Guitarist Earl Slick, who'd been touring with Bowie on and off since 1974 and was on the 2004 A Reality tour, remembers Bowie calling him that morning asking him if he wanted to go to the rodeo, since the National Western Stock Show was happening at the time.

"One good thing we did yesterday, we went to the rodeo," Bowie would tell the crowd at the Fillmore. "It was like somewhere else. I've never been to one before. Well, I went to one in Spain, but in Spain they take swords out and kill the bulls. They don't do that here. It was just fantastic. It was such a great afternoon. Good sport, that was."

On that day off, Slick says he and Bowie also bought zoot suits at Sauvecito, the now-defunct clothing shop on Santa Fe Drive. "Me and DB both bought zoot suits, and we wore them at the gig that night at the Fillmore. It was fun. We had a blast, man. It was really cool."

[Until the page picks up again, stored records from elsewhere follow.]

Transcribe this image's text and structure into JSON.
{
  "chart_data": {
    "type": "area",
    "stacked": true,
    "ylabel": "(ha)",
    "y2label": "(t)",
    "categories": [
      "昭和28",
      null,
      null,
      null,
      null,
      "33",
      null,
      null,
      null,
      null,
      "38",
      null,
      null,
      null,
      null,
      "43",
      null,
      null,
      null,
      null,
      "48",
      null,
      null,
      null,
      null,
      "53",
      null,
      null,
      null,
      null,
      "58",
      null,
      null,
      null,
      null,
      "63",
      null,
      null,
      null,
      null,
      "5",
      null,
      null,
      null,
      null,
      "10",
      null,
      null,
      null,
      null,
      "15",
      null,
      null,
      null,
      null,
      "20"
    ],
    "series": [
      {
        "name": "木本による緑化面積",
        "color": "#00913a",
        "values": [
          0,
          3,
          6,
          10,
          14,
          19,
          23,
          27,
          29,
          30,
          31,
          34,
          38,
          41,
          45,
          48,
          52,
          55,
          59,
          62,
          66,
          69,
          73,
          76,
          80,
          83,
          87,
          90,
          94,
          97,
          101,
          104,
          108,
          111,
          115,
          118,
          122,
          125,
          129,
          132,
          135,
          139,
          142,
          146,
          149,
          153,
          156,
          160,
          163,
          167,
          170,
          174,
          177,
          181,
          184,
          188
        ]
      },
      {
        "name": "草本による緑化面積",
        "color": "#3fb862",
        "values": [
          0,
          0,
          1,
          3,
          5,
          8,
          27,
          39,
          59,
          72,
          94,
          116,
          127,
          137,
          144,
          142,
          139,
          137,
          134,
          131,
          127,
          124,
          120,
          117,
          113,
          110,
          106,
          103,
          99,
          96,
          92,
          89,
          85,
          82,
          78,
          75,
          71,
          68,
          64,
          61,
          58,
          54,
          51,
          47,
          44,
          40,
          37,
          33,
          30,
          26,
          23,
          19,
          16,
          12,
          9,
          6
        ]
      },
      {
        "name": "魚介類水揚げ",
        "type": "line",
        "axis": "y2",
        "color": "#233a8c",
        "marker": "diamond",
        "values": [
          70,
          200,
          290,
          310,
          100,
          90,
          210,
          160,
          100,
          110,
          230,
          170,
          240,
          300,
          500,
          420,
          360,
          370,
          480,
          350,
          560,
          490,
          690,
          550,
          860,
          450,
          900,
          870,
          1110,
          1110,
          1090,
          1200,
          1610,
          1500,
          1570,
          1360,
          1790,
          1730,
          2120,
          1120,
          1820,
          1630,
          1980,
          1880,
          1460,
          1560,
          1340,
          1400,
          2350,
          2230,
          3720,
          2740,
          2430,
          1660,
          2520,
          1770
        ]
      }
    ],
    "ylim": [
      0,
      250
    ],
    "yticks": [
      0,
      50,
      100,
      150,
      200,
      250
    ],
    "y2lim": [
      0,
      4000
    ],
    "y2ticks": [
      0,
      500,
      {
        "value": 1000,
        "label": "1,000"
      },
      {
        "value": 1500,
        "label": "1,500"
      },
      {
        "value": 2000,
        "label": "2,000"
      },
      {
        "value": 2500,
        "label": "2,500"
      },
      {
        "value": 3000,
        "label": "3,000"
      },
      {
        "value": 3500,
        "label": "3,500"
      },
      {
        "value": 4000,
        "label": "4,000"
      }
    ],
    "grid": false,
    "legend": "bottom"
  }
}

Also on tour with Bowie at the time were pianist Mike Garson, who began his tenure with Bowie in 1972, and guitarist Gerry Leonard, both of whom are touring with Slick on the Celebrating Davie Bowie tour, which stops at the Paramount Theatre on Sunday, February 25. The tour also includes longtime Bowie bassist Carmine Rojas, vocalist Bernard Fowler, and a number of guest singers.

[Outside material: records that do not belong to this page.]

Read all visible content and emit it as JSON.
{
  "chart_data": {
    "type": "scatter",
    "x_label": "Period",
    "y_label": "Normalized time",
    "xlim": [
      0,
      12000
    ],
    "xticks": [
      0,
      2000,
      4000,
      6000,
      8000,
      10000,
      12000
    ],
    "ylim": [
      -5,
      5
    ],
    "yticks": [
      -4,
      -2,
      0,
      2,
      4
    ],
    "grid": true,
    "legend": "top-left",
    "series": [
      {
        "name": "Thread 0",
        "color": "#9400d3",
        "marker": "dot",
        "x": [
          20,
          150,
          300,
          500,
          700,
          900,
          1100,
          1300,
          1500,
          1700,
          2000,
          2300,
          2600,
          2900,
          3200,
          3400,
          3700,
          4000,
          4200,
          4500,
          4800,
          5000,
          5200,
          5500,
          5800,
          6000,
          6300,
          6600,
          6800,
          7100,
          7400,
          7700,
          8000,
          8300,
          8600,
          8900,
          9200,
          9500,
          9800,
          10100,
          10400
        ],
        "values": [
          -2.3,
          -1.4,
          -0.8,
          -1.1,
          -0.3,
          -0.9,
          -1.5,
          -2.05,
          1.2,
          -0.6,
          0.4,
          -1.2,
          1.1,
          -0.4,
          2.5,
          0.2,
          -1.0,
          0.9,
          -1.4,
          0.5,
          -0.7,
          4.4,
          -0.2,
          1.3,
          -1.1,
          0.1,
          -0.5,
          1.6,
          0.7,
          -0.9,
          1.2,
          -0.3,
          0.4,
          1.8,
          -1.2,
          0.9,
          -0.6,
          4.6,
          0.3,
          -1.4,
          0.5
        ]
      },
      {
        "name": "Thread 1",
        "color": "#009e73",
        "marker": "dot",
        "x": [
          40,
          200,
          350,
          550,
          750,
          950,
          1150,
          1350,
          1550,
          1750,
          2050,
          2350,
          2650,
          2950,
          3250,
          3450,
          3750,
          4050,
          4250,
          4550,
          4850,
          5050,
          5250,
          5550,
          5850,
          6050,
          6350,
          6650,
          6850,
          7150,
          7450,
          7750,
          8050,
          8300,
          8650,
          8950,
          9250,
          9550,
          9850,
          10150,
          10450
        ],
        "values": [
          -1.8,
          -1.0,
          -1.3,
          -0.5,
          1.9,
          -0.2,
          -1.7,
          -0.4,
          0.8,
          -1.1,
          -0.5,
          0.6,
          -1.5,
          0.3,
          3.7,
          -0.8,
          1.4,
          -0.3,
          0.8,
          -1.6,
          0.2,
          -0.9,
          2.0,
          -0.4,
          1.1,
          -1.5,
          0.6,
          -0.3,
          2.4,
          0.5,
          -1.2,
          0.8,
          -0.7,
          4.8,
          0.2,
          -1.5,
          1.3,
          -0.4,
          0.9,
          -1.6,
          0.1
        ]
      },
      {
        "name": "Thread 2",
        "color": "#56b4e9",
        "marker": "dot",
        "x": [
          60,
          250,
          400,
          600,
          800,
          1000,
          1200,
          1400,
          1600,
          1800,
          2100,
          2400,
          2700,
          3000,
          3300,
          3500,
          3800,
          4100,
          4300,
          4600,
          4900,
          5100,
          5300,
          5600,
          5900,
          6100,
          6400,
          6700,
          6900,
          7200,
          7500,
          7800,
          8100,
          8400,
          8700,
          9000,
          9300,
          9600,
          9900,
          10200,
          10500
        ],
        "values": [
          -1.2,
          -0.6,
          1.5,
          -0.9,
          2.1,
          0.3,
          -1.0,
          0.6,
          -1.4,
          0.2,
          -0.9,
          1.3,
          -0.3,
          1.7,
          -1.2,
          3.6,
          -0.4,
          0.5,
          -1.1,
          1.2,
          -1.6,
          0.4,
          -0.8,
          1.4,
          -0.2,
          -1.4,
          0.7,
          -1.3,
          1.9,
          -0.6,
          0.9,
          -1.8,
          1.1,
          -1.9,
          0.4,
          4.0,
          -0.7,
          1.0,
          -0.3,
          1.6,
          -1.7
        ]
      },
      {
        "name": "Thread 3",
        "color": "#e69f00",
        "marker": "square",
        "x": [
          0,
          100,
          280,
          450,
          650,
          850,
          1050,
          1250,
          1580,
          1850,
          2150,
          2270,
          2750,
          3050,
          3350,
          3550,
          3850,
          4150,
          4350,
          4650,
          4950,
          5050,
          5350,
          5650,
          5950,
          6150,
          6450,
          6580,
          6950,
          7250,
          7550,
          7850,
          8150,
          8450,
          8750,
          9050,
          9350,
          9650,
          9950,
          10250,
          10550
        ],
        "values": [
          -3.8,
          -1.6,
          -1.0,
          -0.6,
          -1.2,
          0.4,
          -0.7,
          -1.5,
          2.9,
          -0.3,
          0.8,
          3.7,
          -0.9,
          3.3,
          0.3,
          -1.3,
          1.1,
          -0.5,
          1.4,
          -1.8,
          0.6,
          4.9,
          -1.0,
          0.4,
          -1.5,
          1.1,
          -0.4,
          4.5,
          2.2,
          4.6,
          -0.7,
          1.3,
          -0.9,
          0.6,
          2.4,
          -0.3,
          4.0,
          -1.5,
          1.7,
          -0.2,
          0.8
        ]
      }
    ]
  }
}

Slick says that none of the singers are doing what he calls "Bowieoke" — trying to sound like Bowie. "The singers are interpreting the songs the way they sing them," Slick says. "The last thing you want to do is try to emulate David, because it's not possible. Everybody is really on their game on this thing. I would say we're pretty close to the bone on the arrangements, but not every single little nuance on it, because you don't want to do that, either, because then you start sounding like a jukebox."

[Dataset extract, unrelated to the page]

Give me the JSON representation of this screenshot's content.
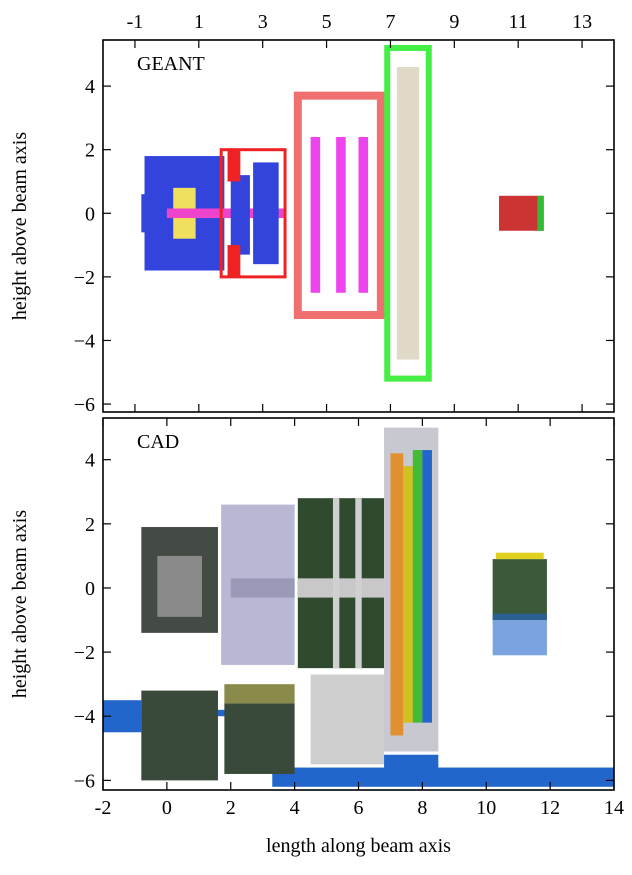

Slick adds that they're covering the bases of Bowie's catalogue, from the beginning to the end. "Obviously you can do just so much of it. We play just enough from each era as we go along. It keeps us happy. There's plenty of hits in there to keep the fans happy. Mike Garson put the set list together, and he put together a really good one."

Slick is particularly familiar with Bowie's mid-’70s output, since he played guitar on Young Americans and Station to Station as well as David Live, which documented a show from the Diamond Dogs tour, Slick's first with the singer.

Slick had no idea what he was getting into when he showed up for that tour. He says he had "the weirdest audition ever on the planet," at RCA Studios in New York City in early 1974, when he was 22 years old.

"I couldn't see anybody in the control room because the lights were turned off," Slick says. "I'm talking to somebody with an American accent, who I'm guessing at the time was Tony Visconti. 'So, okay, what are we doing?' I said. 'I thought I was going to be playing with a band.' He goes, 'Just put on the ’phones and play.' I said, 'Okay.'"

Turns out David Bowie and Visconti were mixing Diamond Dogs at the time, and Slick was asked to play along with a few tracks. "I literally played for only twenty minutes, if a half hour," Slick says. "I didn't even think it was that long. There was this dead silence. I think, 'Okay, they must hate my guts.'"

A minute later, Bowie walked into the room and sat down with Slick for about half an hour. Slick says they shot the breeze, played a little bit of guitar and then said goodbye. Bowie's personal assistant told Slick they had another ten to twelve guitarists to look at and told him they'd get back to him in a few weeks.

"I'm thinking, 'Oh Christ, this is going to be a long two weeks,'" Slick says. "Thank God the phone rang the next day and they offered me the job."

Within a few weeks, Slick was rehearsing for the Diamond Dogs tour, which started a relationship that would endure on and off for the next three decades. He later joined the band for the Serious Moonlight tour in support of Let's Dance in 1983 and the A Reality tour in 2003 and ’04 in support of Heathen and Reality, on which Slick also played guitar.

"There were a lot of good memories," Slick says. "A lot of good times and a lot of good music. It's going to be fun playing the stuff again."

Celebrating David Bowie, Sunday, February 25, Paramount Theatre, $35.50-$65.60, 303-621-0106.